1. Koreksi Filosofis: Keabadian vs. Entropi
Secara data astronomi, Matahari memang pusat tata surya, namun ia tidak “diam di koordinat nol”. Matahari bergerak mengelilingi pusat galaksi Bima Sakti dengan kecepatan sekitar 220 km/detik.
Kritik Ekonomi: Jika pasar dan proyek dianggap sebagai “sumber pertumbuhan uang” yang bersifat abadi tanpa pengelolaan yang dinamis, kita terjebak dalam mitos. Budaya proyek di Indonesia seringkali bersifat musiman dan jangka pendek. Menganggap proyek sebagai “komoditi budaya” tanpa adanya inovasi berkelanjutan justru akan menciptakan bubble ekonomi yang rapuh.
2. Pasar dan Proyek: Dari Budaya Konsumtif ke Produktif
Pesan di atas menyebutkan bahwa pasar dan proyek telah menjadi budaya. Secara sosiologi ekonomi, ini adalah peringatan.

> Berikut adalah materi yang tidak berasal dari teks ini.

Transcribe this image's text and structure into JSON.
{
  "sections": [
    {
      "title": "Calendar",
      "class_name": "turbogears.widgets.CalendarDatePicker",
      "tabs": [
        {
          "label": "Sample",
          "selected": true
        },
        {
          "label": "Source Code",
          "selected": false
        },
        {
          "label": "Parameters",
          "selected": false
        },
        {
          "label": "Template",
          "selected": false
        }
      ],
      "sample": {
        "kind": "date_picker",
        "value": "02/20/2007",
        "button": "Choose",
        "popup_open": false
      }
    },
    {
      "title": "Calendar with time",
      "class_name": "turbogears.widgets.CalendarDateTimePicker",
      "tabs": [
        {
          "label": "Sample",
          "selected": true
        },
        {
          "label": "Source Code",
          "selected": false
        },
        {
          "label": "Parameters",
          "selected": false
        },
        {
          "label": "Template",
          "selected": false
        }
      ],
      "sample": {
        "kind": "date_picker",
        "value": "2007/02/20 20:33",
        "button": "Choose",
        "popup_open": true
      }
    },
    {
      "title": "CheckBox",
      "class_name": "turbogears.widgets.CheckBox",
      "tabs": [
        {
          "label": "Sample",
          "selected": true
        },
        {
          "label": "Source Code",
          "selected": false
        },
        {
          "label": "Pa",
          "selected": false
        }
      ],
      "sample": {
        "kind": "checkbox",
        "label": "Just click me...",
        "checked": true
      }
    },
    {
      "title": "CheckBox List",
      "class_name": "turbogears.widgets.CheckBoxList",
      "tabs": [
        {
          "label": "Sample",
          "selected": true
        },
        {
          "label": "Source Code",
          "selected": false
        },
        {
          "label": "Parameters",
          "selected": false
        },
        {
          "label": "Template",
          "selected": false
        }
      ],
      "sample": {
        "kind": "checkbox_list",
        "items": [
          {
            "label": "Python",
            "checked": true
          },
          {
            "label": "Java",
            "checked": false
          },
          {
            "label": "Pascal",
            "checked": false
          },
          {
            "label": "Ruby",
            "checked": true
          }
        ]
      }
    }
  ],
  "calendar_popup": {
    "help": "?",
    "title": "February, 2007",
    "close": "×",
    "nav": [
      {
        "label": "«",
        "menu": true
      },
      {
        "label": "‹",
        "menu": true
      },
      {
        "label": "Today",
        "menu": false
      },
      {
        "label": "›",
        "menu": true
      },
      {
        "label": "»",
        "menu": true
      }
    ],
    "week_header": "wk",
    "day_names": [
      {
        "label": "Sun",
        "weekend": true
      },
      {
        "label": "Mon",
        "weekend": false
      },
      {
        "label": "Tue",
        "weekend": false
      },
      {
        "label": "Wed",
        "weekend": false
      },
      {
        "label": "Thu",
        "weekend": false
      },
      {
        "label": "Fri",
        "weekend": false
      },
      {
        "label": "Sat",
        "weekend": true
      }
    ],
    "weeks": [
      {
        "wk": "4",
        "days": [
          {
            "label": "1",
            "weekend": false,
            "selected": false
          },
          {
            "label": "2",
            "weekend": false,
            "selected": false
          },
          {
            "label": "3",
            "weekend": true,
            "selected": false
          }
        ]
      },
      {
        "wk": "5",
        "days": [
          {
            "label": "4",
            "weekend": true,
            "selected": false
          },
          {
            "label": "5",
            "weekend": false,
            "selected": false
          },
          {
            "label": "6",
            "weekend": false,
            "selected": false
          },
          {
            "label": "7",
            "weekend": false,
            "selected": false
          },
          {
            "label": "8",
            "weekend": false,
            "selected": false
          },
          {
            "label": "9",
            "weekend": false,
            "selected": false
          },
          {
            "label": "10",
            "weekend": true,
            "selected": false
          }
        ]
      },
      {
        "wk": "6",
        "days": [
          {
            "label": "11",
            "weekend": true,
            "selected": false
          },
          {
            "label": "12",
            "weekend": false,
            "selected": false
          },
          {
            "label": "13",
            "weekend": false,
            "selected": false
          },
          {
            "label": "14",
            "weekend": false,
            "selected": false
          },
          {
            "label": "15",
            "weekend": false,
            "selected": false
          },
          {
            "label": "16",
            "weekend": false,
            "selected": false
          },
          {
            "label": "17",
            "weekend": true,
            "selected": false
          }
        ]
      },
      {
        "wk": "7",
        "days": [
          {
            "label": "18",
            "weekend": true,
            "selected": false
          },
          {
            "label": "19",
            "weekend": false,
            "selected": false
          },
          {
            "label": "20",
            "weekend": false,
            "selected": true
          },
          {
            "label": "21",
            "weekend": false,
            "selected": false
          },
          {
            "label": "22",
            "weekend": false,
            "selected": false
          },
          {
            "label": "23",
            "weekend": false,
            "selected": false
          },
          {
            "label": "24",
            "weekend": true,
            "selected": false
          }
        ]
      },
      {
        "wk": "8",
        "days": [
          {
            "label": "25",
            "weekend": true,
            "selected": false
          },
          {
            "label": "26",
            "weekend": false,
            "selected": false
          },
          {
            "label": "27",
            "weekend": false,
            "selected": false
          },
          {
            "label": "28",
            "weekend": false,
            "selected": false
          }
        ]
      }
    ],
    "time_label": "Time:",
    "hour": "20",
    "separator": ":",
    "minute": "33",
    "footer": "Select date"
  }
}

- Faktanya: Ketergantungan pada proyek (terutama yang bersumber dari APBN/APBD) seringkali menciptakan ekonomi biaya tinggi.
- Data: Berdasarkan laporan efisiensi modal (ICOR), Indonesia seringkali memiliki angka yang lebih tinggi dibanding negara tetangga, yang mengindikasikan bahwa investasi (proyek) belum tentu menghasilkan output ekonomi yang maksimal jika hanya dipandang sebagai “bagi-bagi komoditi”.
3. “Event” sebagai Komoditi Baru
Gagasan mengenai event sebagai sumber ekonomi baru sangat relevan dengan data saat ini. Sektor MICE (Meeting, Incentive, Convention, and Exhibition) terbukti menjadi multiplier effect bagi UMKM dan pariwisata. Namun, agar event tidak sekadar menjadi seremonial belaka, ia harus meniru sifat Matahari: Konsistensi.
Membangun ekonomi yang berpusat pada stabilitas seperti tata surya memerlukan tiga pilar utama:
- Transparansi Orbit: Sebagaimana hukum gravitasi Newton F = G \frac{m_1 m_2}{r^2} yang bersifat pasti, regulasi pasar dan proyek harus transparan. Ketidakpastian hukum adalah “lubang hitam” yang akan menghancurkan sistem ekonomi.
- Kecepatan Tetap (Kestabilan): Pertumbuhan uang tidak boleh terjadi karena manipulasi sesaat, melainkan karena perputaran nilai (kecepatan orbit) yang konsisten melalui produksi, bukan sekadar perantara proyek.
- Filosofi Kebermanfaatan: Matahari memberi tanpa meminta kembali. Proyek strategis harus berorientasi pada kemaslahatan publik jangka panjang, bukan sekadar penyerapan anggaran di akhir tahun.:
Menjadikan pasar, proyek, dan event sebagai pusat pertumbuhan adalah langkah berani, namun ia harus dikelola dengan presisi sains. Kita tidak boleh hanya menjadi “planet” yang pasif mengelilingi modal, melainkan harus menjadi ekosistem yang mampu menghasilkan energi mandiri demi keberlangsungan hidup bangsa.